The president spoke briefly with reporters yesterday and made a ridiculous claim about his motivations for interfering with the system of justice.
TRUMP: What I want is I want total transparency.... You have to have transparency.Q: And Democrats?TRUMP: Even they probably want transparency, because this issue supersedes a party.... We want transparency.... I think they want transparency too.
If this sounds a little familiar, it's not your imagination. Earlier this year, House Intelligence Committee Chairman Devin Nunes (R-Calif.), a sycophantic ally of the White House, prepared a "memo" with classified information he wanted to release in order to help Trump. Ignoring the concerns of his own FBI director, the president endorsed the release of the document.
And at first blush, some might find the "transparency" pitch persuasive. After all, isn't sharing pertinent information with multiple parties an inherently good thing? If the investigation is being conducted in an above-board fashion, there's no reason to hide key details, right?
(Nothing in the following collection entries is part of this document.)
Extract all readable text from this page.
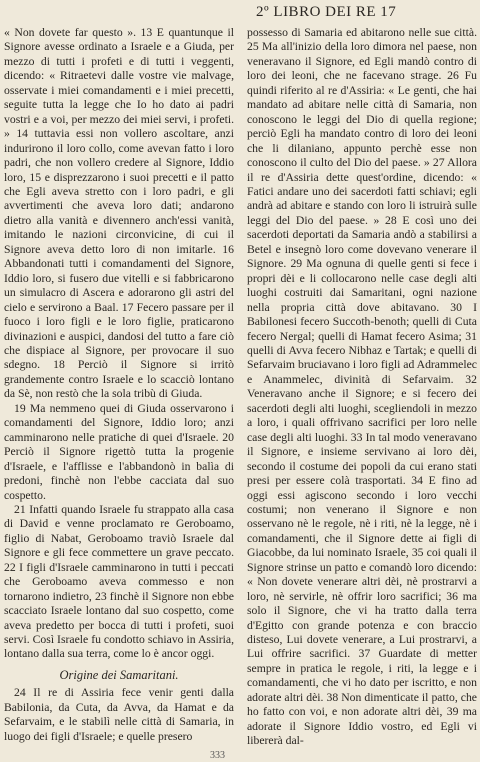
2º LIBRO DEI RE 17

« Non dovete far questo ». 13 E quantunque il Signore avesse ordinato a Israele e a Giuda, per mezzo di tutti i profeti e di tutti i veggenti, dicendo: « Ritraetevi dalle vostre vie malvage, osservate i miei comandamenti e i miei precetti, seguite tutta la legge che Io ho dato ai padri vostri e a voi, per mezzo dei miei servi, i profeti. » 14 tuttavia essi non vollero ascoltare, anzi indurirono il loro collo, come avevan fatto i loro padri, che non vollero credere al Signore, Iddio loro, 15 e disprezzarono i suoi precetti e il patto che Egli aveva stretto con i loro padri, e gli avvertimenti che aveva loro dati; andarono dietro alla vanità e divennero anch'essi vanità, imitando le nazioni circonvicine, di cui il Signore aveva detto loro di non imitarle. 16 Abbandonati tutti i comandamenti del Signore, Iddio loro, si fusero due vitelli e si fabbricarono un simulacro di Ascera e adorarono gli astri del cielo e servirono a Baal. 17 Fecero passare per il fuoco i loro figli e le loro figlie, praticarono divinazioni e auspici, dandosi del tutto a fare ciò che dispiace al Signore, per provocare il suo sdegno. 18 Perciò il Signore si irritò grandemente contro Israele e lo scacciò lontano da Sè, non restò che la sola tribù di Giuda.

19 Ma nemmeno quei di Giuda osservarono i comandamenti del Signore, Iddio loro; anzi camminarono nelle pratiche di quei d'Israele. 20 Perciò il Signore rigettò tutta la progenie d'Israele, e l'afflisse e l'abbandonò in balìa di predoni, finchè non l'ebbe cacciata dal suo cospetto.

21 Infatti quando Israele fu strappato alla casa di David e venne proclamato re Geroboamo, figlio di Nabat, Geroboamo traviò Israele dal Signore e gli fece commettere un grave peccato. 22 I figli d'Israele camminarono in tutti i peccati che Geroboamo aveva commesso e non tornarono indietro, 23 finchè il Signore non ebbe scacciato Israele lontano dal suo cospetto, come aveva predetto per bocca di tutti i profeti, suoi servi. Così Israele fu condotto schiavo in Assiria, lontano dalla sua terra, come lo è ancor oggi.

Origine dei Samaritani.

24 Il re di Assiria fece venir genti dalla Babilonia, da Cuta, da Avva, da Hamat e da Sefarvaim, e le stabilì nelle città di Samaria, in luogo dei figli d'Israele; e quelle presero

possesso di Samaria ed abitarono nelle sue città. 25 Ma all'inizio della loro dimora nel paese, non veneravano il Signore, ed Egli mandò contro di loro dei leoni, che ne facevano strage. 26 Fu quindi riferito al re d'Assiria: « Le genti, che hai mandato ad abitare nelle città di Samaria, non conoscono le leggi del Dio di quella regione; perciò Egli ha mandato contro di loro dei leoni che li dilaniano, appunto perchè esse non conoscono il culto del Dio del paese. » 27 Allora il re d'Assiria dette quest'ordine, dicendo: « Fatici andare uno dei sacerdoti fatti schiavi; egli andrà ad abitare e stando con loro li istruirà sulle leggi del Dio del paese. » 28 E così uno dei sacerdoti deportati da Samaria andò a stabilirsi a Betel e insegnò loro come dovevano venerare il Signore. 29 Ma ognuna di quelle genti si fece i propri dèi e li collocarono nelle case degli alti luoghi costruiti dai Samaritani, ogni nazione nella propria città dove abitavano. 30 I Babilonesi fecero Succoth-benoth; quelli di Cuta fecero Nergal; quelli di Hamat fecero Asima; 31 quelli di Avva fecero Nibhaz e Tartak; e quelli di Sefarvaim bruciavano i loro figli ad Adrammelec e Anammelec, divinità di Sefarvaim. 32 Veneravano anche il Signore; e si fecero dei sacerdoti degli alti luoghi, scegliendoli in mezzo a loro, i quali offrivano sacrifici per loro nelle case degli alti luoghi. 33 In tal modo veneravano il Signore, e insieme servivano ai loro dèi, secondo il costume dei popoli da cui erano stati presi per essere colà trasportati. 34 E fino ad oggi essi agiscono secondo i loro vecchi costumi; non venerano il Signore e non osservano nè le regole, nè i riti, nè la legge, nè i comandamenti, che il Signore dette ai figli di Giacobbe, da lui nominato Israele, 35 coi quali il Signore strinse un patto e comandò loro dicendo: « Non dovete venerare altri dèi, nè prostrarvi a loro, nè servirle, nè offrir loro sacrifici; 36 ma solo il Signore, che vi ha tratto dalla terra d'Egitto con grande potenza e con braccio disteso, Lui dovete venerare, a Lui prostrarvi, a Lui offrire sacrifici. 37 Guardate di metter sempre in pratica le regole, i riti, la legge e i comandamenti, che vi ho dato per iscritto, e non adorate altri dèi. 38 Non dimenticate il patto, che ho fatto con voi, e non adorate altri dèi, 39 ma adorate il Signore Iddio vostro, ed Egli vi libererà dal-

333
Wrong. There are three problems with the argument.
First, Trump and his team are the wrong people to make it. The president may tout the virtues of transparency when it suits his purposes, but this is the same Republican who hides his tax returns and the White House visitor logs, among other things. Trump may have said yesterday, "You have to have transparency," but it's apparently a principle he refuses to apply to himself.
Second, when it comes to federal law enforcement's handling of confidential human sources, secrecy is often a vital necessity. If GOP officials, through their partisan antics, signal to the world that the United States is careless when protecting the identities of assets and informants, the consequences may be severe.
And third, we know that Trump's "transparency" pitch is a sham -- because his lawyer already told us why today's briefing is happening. Rudy Giuliani conceded just this week that the president wants to know more about the nature of the evidence Special Counsel Robert Mueller has on the president.
"We can't let our guy go in [to an interview] and be questioned without knowing this," Giuliani told HuffPost on Monday. The report noted that the president's attorney "acknowledged that the FBI releasing information about the source would benefit Trump's defense."
Giuliani added, "I don't care so much about the name as I do about the content. What prompted them to do it? What did they learn from it?"
As Rachel noted on the show last night, everyone who's under a federal criminal investigation would no doubt like to know what the FBI has on them, but apparently only the president can order the FBI to give that information to his pals.
So let's not play games. Trump doesn't give a darn about transparency; he cares about undermining an investigation that puts him in legal jeopardy.